Well, no. The Trump administration could have pursued a more radical means of withdrawal from the Paris agreement, but it is still going by the book — and in this case, that means Article 28 of the Paris agreement. That text specifies that after joining the agreement, a country can’t leave for three years, after which there is a one-year waiting period for the leave to be fully in effect.

Here’s what that actually means for the United States — a timeline that, as we’ll see, has major political resonance.

The Obama administration moved very fast to have the United States formally join the Paris climate agreement, and other countries did as well. That means that the agreement itself legally entered into force on Nov. 4, 2016.

So that’s the day when the clock started ticking for any possible U.S. withdrawal, under the terms of the agreement.
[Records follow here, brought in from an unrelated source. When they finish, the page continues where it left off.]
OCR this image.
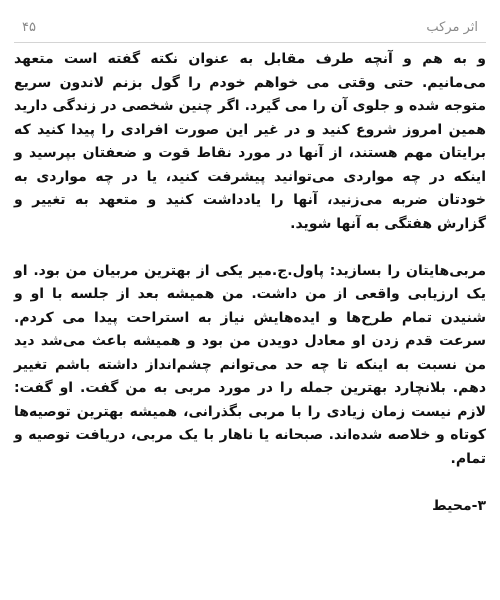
اثر مرکب
۴۵

و به هم و آنچه طرف مقابل به عنوان نکته گفته است متعهد می‌مانیم. حتی وقتی می خواهم خودم را گول بزنم لاندون سریع متوجه شده و جلوی آن را می گیرد. اگر چنین شخصی در زندگی دارید همین امروز شروع کنید و در غیر این صورت افرادی را پیدا کنید که برایتان مهم هستند، از آنها در مورد نقاط قوت و ضعفتان بپرسید و اینکه در چه مواردی می‌توانید پیشرفت کنید، یا در چه مواردی به خودتان ضربه می‌زنید، آنها را یادداشت کنید و متعهد به تغییر و گزارش هفتگی به آنها شوید.

مربی‌هایتان را بسازید: پاول.ج.میر یکی از بهترین مربیان من بود. او یک ارزیابی واقعی از من داشت. من همیشه بعد از جلسه با او و شنیدن تمام طرح‌ها و ایده‌هایش نیاز به استراحت پیدا می کردم. سرعت قدم زدن او معادل دویدن من بود و همیشه باعث می‌شد دید من نسبت به اینکه تا چه حد می‌توانم چشم‌انداز داشته باشم تغییر دهم. بلانچارد بهترین جمله را در مورد مربی به من گفت. او گفت: لازم نیست زمان زیادی را با مربی بگذرانی، همیشه بهترین توصیه‌ها کوتاه و خلاصه شده‌اند. صبحانه یا ناهار با یک مربی، دریافت توصیه و تمام.

۳-محیط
“The U.S. can initiate the withdrawal process as early as of Novem‎ber 4, 2019, which is three years from the date on which the Agreement entered into force for it,” said Susan Biniaz, a former State Department climate negotiator and currently a lecturer at Yale Law School, by email.

There’s a formal process involved for withdrawal, but it is not burdensome. It has to be done in writing, and written notice has to go to the United Nations.

“It would just be probably a letter or something like that from the State Department,” said Dan Bodansky, an international environmental law expert at Arizona State University. “But it would be an official document.”

Assuming the Trump administration is ready to go and files that document at the earliest possible time, another clock starts ticking. After one year passes, the U.S. withdrawal would then be complete and it would quietly, but concretely, leave the agreement.

But the earliest possible day that could come is consequential — at the earliest, Nov. 4, 2020.

Election Day is Nov. 3, 2020.

This is where things get very interesting. If we assume that Trump will be the Republican nominee again, and that any Democrat running against him would want to rejoin the Paris agreement, then the election could potentially put the United States right back in again if the Democrat wins.

Granted, on this timeline, the United States would at least briefly leave the agreement even in the event of a Democratic victory. That’s because the new president is not inaugurated until January 2021.

But after that, reversal could be swift, at least under the Obama administration’s interpretation that the agreement is not one that needs to be submitted to the Senate for ratification.

It would then take 30 days after submission of notice for the United States to rejoin the agreement formally, Biniaz explained. This, again, is based on the text of the Paris climate agreement.

Of course, if Trump wins, and has withdrawn from the agreement formally, then his victory could be expected to cement the U.S. withdrawal.

What this means, clearly, is that unless Trump somehow changes his mind and decides not to withdraw after all, U.S. participation in the Paris climate agreement seems likely to be a live matter of political debate in the next two years, especially after the formal withdrawal paperwork gets filed.

“Climate change could easily be a campaign issue, and then President Trump, if he’s given notice of withdrawal, then the clock starts ticking,” Bodansky said.

In the meantime, if you think U.S. participation in international climate talks has been rather awkward lately, just wait until next year’s annual climate meeting. Negotiations will probably take place next December, though the location is up in the air because Brazil just announced the country will no longer host the meeting.

That meeting could occur right after the United States has formally submitted its Paris withdrawal paperwork but while the country is still in the waiting period for the withdrawal to occur. In other words — on the outs but not quite there yet.

And again, that could then be followed by a major case of international climate whiplash if the United States promptly rejoins. But that’s just the way it goes when you have treaties with formal timelines, and an extremely polarized climate change debate domestically.

It wouldn’t be the first time such a strange reversal has happened in the international arena. Just to give one rather messy example: Iceland, a whaling nation, was a member of the International Whaling Commission for decades. It withdrew in 1992 after the body enacted a commercial whaling moratorium but rejoined (after an extremely close vote) in 2002, with a reservation to the moratorium.

“Countries do withdraw from treaties and rejoin,” Bodansky said. “It does happen.”